Statistics Problem Set: Probabilities and Distribution

1. The table below shows the total number of man-days lost to sickness during one week's operation of a small chemical plant. Showing all of your work, calculate the arithmetic mean and standard deviation of the number of lost days.

Days Lost 1-3 4-6 7-9 10-12 13-15
Frequency 8 7 10 9 6

2. The school of Science and Engineering at a local university regularly purchases a particular type of electrical component. 60% are purchased from company A and 40% are from Company B. 2% from Company A and 1% from Company B are known to be defective. The components are identical and thoroughly mixed on receipt.
a. Draw a tree diagram to represent the possible outcomes when a single component is selected at random.
b. A component is selected at random.
i. What is the probability that this component was supplied by Company A and was defective?
ii. Calculate the probability that the component was defective.
iii. Given that the component was defective, what is the probability that it was supplied by Company A?

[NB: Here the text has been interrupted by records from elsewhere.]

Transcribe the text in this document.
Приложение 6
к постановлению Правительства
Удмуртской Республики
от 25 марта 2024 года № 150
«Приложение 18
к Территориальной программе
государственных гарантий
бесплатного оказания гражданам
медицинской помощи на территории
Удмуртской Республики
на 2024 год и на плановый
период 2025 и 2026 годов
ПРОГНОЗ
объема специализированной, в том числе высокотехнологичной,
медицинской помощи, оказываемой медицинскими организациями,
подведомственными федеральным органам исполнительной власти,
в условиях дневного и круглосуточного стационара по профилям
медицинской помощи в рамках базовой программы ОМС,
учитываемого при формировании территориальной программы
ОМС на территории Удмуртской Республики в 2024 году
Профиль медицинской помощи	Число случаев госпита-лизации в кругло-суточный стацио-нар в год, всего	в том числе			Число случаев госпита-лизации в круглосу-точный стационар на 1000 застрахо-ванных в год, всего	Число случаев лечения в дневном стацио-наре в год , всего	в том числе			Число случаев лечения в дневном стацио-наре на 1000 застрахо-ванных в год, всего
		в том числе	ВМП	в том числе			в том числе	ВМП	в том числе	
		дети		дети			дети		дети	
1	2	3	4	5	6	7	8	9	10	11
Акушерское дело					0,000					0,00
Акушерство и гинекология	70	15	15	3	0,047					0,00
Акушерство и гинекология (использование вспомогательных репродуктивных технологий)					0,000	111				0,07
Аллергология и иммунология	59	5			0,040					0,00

3. Length of metal strips produced by a machine are normally distributed with mean length of 150 cm and a standard deviation of 10 cm. Find the probability that the length of a randomly selected strip is:
a. Shorter than 165 cm
b. Longer than 170 cm
c. Between 145 and 155 cm

4. The torque, T Nm, required to rotate shafts of different diameters, D mm, on a machine has been tested and recorded below.
a. Plot a scatter diagram of the results with diameter of the machine as the independent variable.
b. Use the method of least squares to determine the linear regression equation that relates the torque to the diameter.
c. Estimate the value of the torque required when the diameter is 16 mm.
d. Calculate the coefficient of correlation between these variables and comment on your prediction obtained in (c).

D (mm) 6 10 14 18 21 25
T (Nm) 5.5 7.0 9.5 12.5 13.5 16.5